Summer Reads 2011: About Evie Wyld
Synopsis:

Frank and Leon are two men from different times, discovering that sometimes all you learn from your parents’ mistakes is how to make different ones of your own.
Frank is trying to escape his troubled past by running away to his family’s beach shack. As he struggles to make friends with his neighbours and their precocious young daughter Sal, he discovers the community has fresh wounds of its own. A girl is missing, and when Sal too disappears, suspicion falls on Frank.

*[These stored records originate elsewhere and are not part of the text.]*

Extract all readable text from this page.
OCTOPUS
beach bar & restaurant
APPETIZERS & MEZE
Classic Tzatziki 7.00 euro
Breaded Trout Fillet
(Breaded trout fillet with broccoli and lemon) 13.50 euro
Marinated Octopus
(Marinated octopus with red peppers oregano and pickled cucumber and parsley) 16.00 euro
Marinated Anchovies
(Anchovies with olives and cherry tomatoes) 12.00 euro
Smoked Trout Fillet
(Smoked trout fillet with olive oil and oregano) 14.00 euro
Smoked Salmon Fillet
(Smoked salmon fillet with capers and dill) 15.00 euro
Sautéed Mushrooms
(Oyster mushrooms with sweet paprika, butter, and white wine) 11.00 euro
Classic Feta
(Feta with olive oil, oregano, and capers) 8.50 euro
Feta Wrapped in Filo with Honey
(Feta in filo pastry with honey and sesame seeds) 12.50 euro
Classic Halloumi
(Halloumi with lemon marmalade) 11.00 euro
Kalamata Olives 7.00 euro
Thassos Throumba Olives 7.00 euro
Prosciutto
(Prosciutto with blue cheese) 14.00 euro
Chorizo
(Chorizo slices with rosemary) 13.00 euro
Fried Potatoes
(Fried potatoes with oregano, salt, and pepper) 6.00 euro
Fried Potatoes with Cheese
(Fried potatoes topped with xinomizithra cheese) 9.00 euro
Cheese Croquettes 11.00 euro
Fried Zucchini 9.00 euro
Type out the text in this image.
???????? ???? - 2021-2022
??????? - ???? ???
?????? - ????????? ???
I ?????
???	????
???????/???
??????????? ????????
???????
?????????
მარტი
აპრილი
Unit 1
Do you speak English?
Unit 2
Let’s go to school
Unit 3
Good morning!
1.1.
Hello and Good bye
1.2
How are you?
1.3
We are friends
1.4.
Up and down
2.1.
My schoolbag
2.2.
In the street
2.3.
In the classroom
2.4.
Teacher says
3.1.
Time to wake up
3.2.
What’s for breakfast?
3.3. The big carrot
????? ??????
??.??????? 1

Decades earlier, Leon tries to hold together his family’s cake shop as their suburban life crumbles in the aftermath of the Korean War. When war breaks out again, Leon must go from sculpting sugar figurines to killing young men as a conscript in the Vietnam War.
Selected Quotes:
“Superb” The Times
“This adroit examination of loss, lostness and trauma is the beginning of great things” Independent
“Just sometimes, a book is so complete, so compelling and potent, that you are fearful of breaking its hold. This is one.” Daily Mail
“A young writer with talent to burn.” -- Independent, Emma Hagestadt
Author Biography
Evie Wyld is a graduate of Goldsmiths’ MA in Creative Writing. In 2009 her first novel After the Fire a Still Small Voice was published and won the John Llewllyn Rhys prize, and a Betty Trask award. In 2010 she was shortlisted for the Orange Prize for New Writers. In 2011 she was listed by The Culture Show as one of their Best New British Writers.